Tracking the process from inquiry to certification

To answer these questions, you need to determine the number of inquiries received from potential foster parents, the number who were certified, and the demographic characteristics of the families that completed the process. Agencies already collect this information in a variety of ways, however, many agencies have not assembled and analyzed the data in ways that help them address their recruitment and retention challenges.

If that is the case in your agency, the good news is that you probably already have much of the data you need. For example, most agencies keep a record of inquiries from members of the public who are interested in becoming foster parents. These inquiries can come in to the agency via phone, in person, e-mail, or an online form. On the initial form used by staff who receive these inquiries, the following types of data are usually collected:
  • Date of the inquiry
  • Name of inquirer
  • Primary language of the inquirer
  • Race/ethnicity of the inquirer
  • ZIP code of the inquirer
Some agencies also ask how the inquirer learned about the need for foster parents (public service announcement, website, informational event, word of mouth, etc.).
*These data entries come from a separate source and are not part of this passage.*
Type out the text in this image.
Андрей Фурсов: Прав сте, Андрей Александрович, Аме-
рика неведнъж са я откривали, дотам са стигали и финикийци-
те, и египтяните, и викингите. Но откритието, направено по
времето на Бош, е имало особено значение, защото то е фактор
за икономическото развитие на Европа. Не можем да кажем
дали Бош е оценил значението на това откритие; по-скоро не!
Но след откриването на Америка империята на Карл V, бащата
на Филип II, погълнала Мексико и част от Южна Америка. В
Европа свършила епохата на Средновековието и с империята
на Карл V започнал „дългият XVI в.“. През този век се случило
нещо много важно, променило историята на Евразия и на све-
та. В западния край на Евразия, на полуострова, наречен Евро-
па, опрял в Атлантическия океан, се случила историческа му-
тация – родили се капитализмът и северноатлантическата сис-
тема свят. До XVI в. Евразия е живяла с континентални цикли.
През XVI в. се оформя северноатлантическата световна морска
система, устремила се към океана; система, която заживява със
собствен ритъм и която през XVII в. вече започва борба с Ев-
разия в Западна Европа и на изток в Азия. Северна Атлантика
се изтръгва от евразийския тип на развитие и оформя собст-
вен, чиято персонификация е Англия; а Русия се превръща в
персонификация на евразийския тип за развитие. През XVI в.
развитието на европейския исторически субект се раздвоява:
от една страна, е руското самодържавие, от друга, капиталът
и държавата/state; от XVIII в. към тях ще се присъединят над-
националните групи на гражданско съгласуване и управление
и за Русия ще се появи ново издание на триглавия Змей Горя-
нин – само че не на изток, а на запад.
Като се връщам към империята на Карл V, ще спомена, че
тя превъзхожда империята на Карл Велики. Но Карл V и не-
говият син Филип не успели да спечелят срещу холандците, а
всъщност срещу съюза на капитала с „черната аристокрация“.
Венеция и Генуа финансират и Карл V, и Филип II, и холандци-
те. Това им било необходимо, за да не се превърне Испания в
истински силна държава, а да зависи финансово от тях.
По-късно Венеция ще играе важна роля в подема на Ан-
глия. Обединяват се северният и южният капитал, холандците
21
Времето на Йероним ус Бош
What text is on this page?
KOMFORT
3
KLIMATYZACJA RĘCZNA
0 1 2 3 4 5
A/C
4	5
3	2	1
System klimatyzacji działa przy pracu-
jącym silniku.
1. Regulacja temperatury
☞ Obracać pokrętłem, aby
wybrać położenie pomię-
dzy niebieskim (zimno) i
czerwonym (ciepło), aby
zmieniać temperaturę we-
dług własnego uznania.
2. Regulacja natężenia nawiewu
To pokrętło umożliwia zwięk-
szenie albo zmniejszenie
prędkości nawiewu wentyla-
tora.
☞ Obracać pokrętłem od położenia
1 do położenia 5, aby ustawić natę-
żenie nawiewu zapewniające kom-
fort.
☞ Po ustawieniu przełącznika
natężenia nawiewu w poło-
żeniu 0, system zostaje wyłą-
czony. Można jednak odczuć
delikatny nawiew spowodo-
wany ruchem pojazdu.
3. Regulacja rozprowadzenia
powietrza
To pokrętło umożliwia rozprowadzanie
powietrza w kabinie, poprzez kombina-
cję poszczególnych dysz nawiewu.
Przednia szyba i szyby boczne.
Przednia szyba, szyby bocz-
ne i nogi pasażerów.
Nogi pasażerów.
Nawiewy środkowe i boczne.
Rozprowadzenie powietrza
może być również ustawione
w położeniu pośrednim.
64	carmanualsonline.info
Consider these key questions:
  • What types of data does your agency collect at inquiry?
  • Where is this information stored?
  • Would it be helpful to collect additional data?
  • If so, what?
After collecting its data, one agency found that a large percentage of individuals who inquired about becoming foster parents were never heard from again. The agency's practice in responding to an inquiry was to send a package of information in the mail and wait for a response. In the majority of cases, no response was received and the inquiry was abandoned. Based on its review of the data, the agency initiated a practice that required a personal follow-up, either by phone or in person, with every potential foster parent who contacted the agency. The agency staff person who made the follow-up contact was prepared to answer questions about foster parenting and provide information about the next orientation session. Within six months, the agency saw a significant increase in the number of inquirers who attended orientation and began the certification process.

The number and sequence of these milestones will vary from one agency to another. For most, individuals who inquire about becoming foster parents are invited to attend an orientation or information session. The session roster usually includes the date of the session, names of attendees, and perhaps additional contact information.

MAPP training is typically the next step on the timeline to certification. These records include the names of those who attended trainings, the dates, and when they successfully completed the training.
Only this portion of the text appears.